Le gouvernement a également annoncé l’interdiction de l’utilisation d’engrais chimiques dans les zones à forts défis sécuritaires et la réorganisation de la vente du bétail.

”Ces mesures sécuritaires urgentes visent à créer un environnement favorable permettant aux populations d’avoir accès aux services sociaux de base, et aux services administratifs de l’Etat de jouer leurs rôles régaliens”, a déclaré le gouvernement burkinabé.

Depuis 2015, le Burkina Faso est la cible d’attaques terroristes ayant fait des victimes et des déplacés internes. Les violences jihadistes ont fait en sept ans plus de 2.000 morts et contraint au moins 1,8 million de personnes à fuir leurs foyers.

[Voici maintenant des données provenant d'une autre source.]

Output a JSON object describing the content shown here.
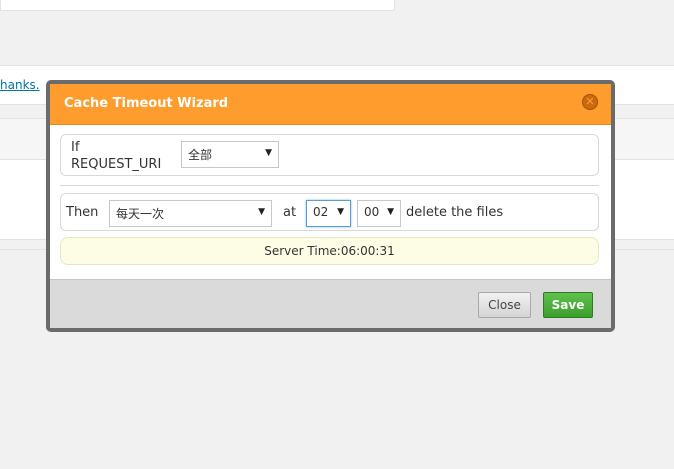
{
  "background": {
    "notice_link": "hanks."
  },
  "dialog": {
    "title": "Cache Timeout Wizard",
    "close_icon": "close-circle-icon",
    "condition": {
      "label_line1": "If",
      "label_line2": "REQUEST_URI",
      "selected": "全部"
    },
    "action": {
      "then_label": "Then",
      "frequency": "每天一次",
      "at_label": "at",
      "hour": "02",
      "minute": "00",
      "suffix": "delete the files"
    },
    "server_time": "Server Time:06:00:31",
    "buttons": {
      "close": "Close",
      "save": "Save"
    }
  },
  "colors": {
    "header": "#fe9c2e",
    "save_button": "#3c9e2c",
    "server_time_bg": "#fdfde6"
  }
}
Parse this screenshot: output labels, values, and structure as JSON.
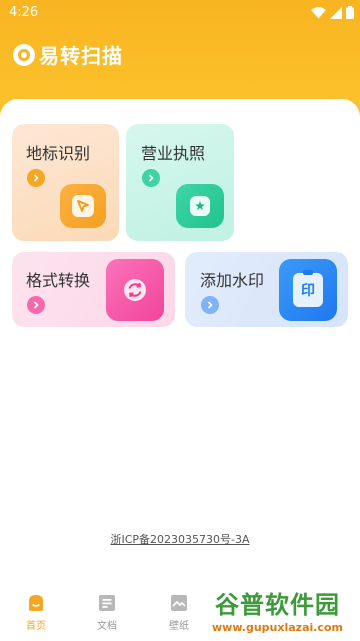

Le nouveau chef de l’Etat, le lieutenant-colonel Paul-Henri Sandaogo Damiba qui a renversé fin janvier le président élu Roch Marc Christian Kaboré accusé d’être inefficace face au terrorisme, a fait de la question sécuritaire sa “priorité”.

Après une relative accalmie lors de sa prise de pouvoir, Damiba fait face depuis quelques semaines à une recrudescence d’attaques de groupes terroristes qui ont fait plus de cent morts, civils et militaires.

Début avril, le chef de l’Etat avait annoncé la création de comités locaux de dialogue avec des groupes jihadistes pour tenter d’enrayer les violences.